Tout au cours de son circuit, l’os ainsi touché, pris et laissé ici et là au hasard des déambulations de ces femmes, tourne et circule et peut se retrouver à nouveau dans la main, la poche, la vision ou la simple proximité de celle dont il avait commencé à retracer le destin en un récit interrompu par le déplacement imprévisible, soit de ladite protagoniste, soit du minuscule narrateur à qui ni l’une ni l’autre n’accorde d’attention et qui peut être ramassé sur une table, balancé ici, déposé négligemment là.

Les histoires individuelles s’entre-tricotent donc l’une après l’autre et l’une en l’autre en pans plus ou moins longs. Ce procédé narratif d’entrecroisements et de ruptures en cascade n’est pas totalement original mais est ici maîtrisé et structuré de façon telle qu’il contraint le lecteur à une saine gymnastique de mémorisation et de réorganisation des séquences tout en entretenant son désir de connaître la suite, voire la fin, de chacune des vies mouvementées, souvent tragiques dont la trame lui est ainsi déroulée.

L’histoire cadre, celle de Sreelakshmi, à qui a appartenu la phalange, est la seule à être écrite à la première personne.
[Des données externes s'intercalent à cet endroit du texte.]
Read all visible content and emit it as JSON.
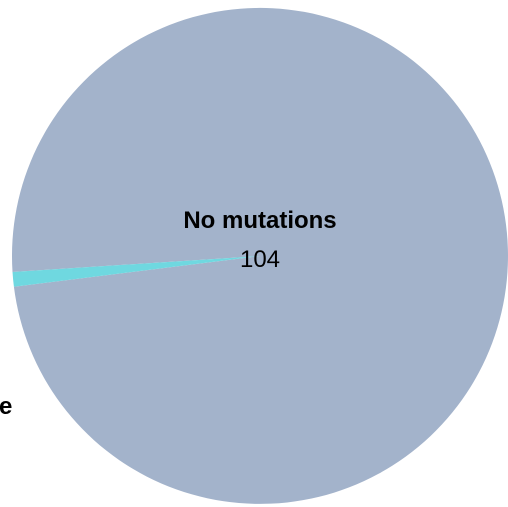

Par « la parole de l’os », c’est la destinée dramatique d’une femme indienne qui est racontée, une enseignante qui refuse l’un après l’autre au grand dam de sa mère les multiples mariages arrangés par sa famille, qui revendique son indépendance en décidant d’habiter seule et qui provoque la colère des conservateurs et des traditionnalistes en se mettant à publier des romans réalistes mettant en évidence et en question le machisme social de rigueur qui n’admet qu’une femme écrive que si elle se cantonne aux contes pour enfants.

Parallèlement à l’histoire d’Urvashi traquée par un amant avec qui elle a eu une liaison passagère et qui n’accepte pas qu’elle ait mis fin à l’aventure, se déroule celle de Najma, dont la vie, la vocation professionnelle et la chair ont été saccagées par un homme qui s’est vengé sur elle d’une façon atroce pour le simple fait que sa demande en mariage n’a pas été agréée, et qui en est réduite à faire le ménage à l’hôtel Near the Nila tout en mûrissant et préparant en compagnie du lecteur sa propre vengeance.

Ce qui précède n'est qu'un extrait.